A sullen roar, as of a cagèd beast
That hurls its body forward in blind rage,
Leaping in vain to tear the helpless prey
That flinches not behind its iron bars,
And falls off short, glaring in baffled wonder
At such a calm demeanour; then retreats
Unto its corner where it ponders swift
The next attack, from there to start again.

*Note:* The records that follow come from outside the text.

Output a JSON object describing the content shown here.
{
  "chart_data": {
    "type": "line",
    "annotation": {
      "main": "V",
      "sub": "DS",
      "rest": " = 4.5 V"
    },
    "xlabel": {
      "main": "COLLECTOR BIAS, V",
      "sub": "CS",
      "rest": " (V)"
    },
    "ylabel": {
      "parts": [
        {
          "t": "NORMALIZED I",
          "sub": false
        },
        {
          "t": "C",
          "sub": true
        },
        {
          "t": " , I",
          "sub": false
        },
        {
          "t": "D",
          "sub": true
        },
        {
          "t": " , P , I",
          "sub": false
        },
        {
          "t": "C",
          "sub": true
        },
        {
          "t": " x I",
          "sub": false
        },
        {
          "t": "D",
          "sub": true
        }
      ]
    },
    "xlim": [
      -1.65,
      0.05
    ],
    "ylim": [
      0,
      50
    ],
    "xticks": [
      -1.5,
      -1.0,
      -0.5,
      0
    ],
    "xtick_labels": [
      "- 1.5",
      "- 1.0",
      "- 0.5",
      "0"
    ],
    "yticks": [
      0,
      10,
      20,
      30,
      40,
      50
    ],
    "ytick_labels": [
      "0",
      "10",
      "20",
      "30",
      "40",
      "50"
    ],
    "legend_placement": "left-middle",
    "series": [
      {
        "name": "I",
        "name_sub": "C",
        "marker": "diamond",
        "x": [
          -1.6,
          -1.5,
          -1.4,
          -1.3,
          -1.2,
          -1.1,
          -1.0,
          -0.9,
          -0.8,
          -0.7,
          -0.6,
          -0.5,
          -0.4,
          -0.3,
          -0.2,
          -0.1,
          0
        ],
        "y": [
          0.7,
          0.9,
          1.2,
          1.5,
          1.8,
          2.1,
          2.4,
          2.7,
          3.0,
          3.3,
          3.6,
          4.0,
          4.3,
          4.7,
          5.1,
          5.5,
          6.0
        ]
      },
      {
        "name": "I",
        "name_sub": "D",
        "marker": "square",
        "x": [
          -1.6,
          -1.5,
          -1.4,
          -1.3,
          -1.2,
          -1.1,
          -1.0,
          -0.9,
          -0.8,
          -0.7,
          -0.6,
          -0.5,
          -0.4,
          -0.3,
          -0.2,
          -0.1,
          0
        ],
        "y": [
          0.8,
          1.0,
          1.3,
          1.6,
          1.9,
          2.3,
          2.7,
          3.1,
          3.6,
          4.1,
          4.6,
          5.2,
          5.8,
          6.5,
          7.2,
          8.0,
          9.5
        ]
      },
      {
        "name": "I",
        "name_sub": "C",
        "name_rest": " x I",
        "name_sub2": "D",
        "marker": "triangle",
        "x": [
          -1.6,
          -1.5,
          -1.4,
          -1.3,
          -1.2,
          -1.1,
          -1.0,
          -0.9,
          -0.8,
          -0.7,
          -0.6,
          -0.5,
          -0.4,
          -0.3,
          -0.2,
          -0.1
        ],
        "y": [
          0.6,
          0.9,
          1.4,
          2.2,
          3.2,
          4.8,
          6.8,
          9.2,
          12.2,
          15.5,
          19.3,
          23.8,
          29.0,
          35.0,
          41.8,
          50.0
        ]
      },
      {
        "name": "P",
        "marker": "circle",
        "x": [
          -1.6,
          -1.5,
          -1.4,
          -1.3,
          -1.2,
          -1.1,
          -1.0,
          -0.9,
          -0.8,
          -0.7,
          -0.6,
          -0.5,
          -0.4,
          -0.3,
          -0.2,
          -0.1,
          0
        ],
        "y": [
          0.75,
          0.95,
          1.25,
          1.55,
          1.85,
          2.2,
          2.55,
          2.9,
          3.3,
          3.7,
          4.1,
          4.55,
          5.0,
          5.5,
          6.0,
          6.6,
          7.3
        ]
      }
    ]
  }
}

Another sullen roar, and like the beast,
Foaming and crashing, swirling and flooding,
Roaring in a thousand different tones,
The breakers rush between the shouldering rocks,
Mounting and climbing o’er the stern set face,
Hissing, creaming, till with a thund’rous boom,
A boom that, dull and heavy, shakes the ground
Unto its great foundations in the earth
And makes the very hillside tremble quick
With the titanic force of the impact.

The savage white-maned monsters strike the top
Where meet the hanging rocks that laugh at them,
Only to meet defeat, and back again
Stream countless rivers from the sides to join
The parent flood as out it quickly flows,
And down and down the level ever sinks
Till it is almost lost to sight; and up,
Slow shaking itself dry of its white shrouds,
The rock mounts in triumphant grace; and then
A sullen roar, and in the floods again
Pour, tossing their white manes in battle show,
To swirl, to rush, to foam, to rise, to boom
And cast upon the rocks their futile spray.

Futile mayhap to an observer’s eye,
Perched on a crag whence he can watch the play,
Yet every billow knows it makes its mark,
That in the course of time will grow and kill;
For time and wave are both unconquerable!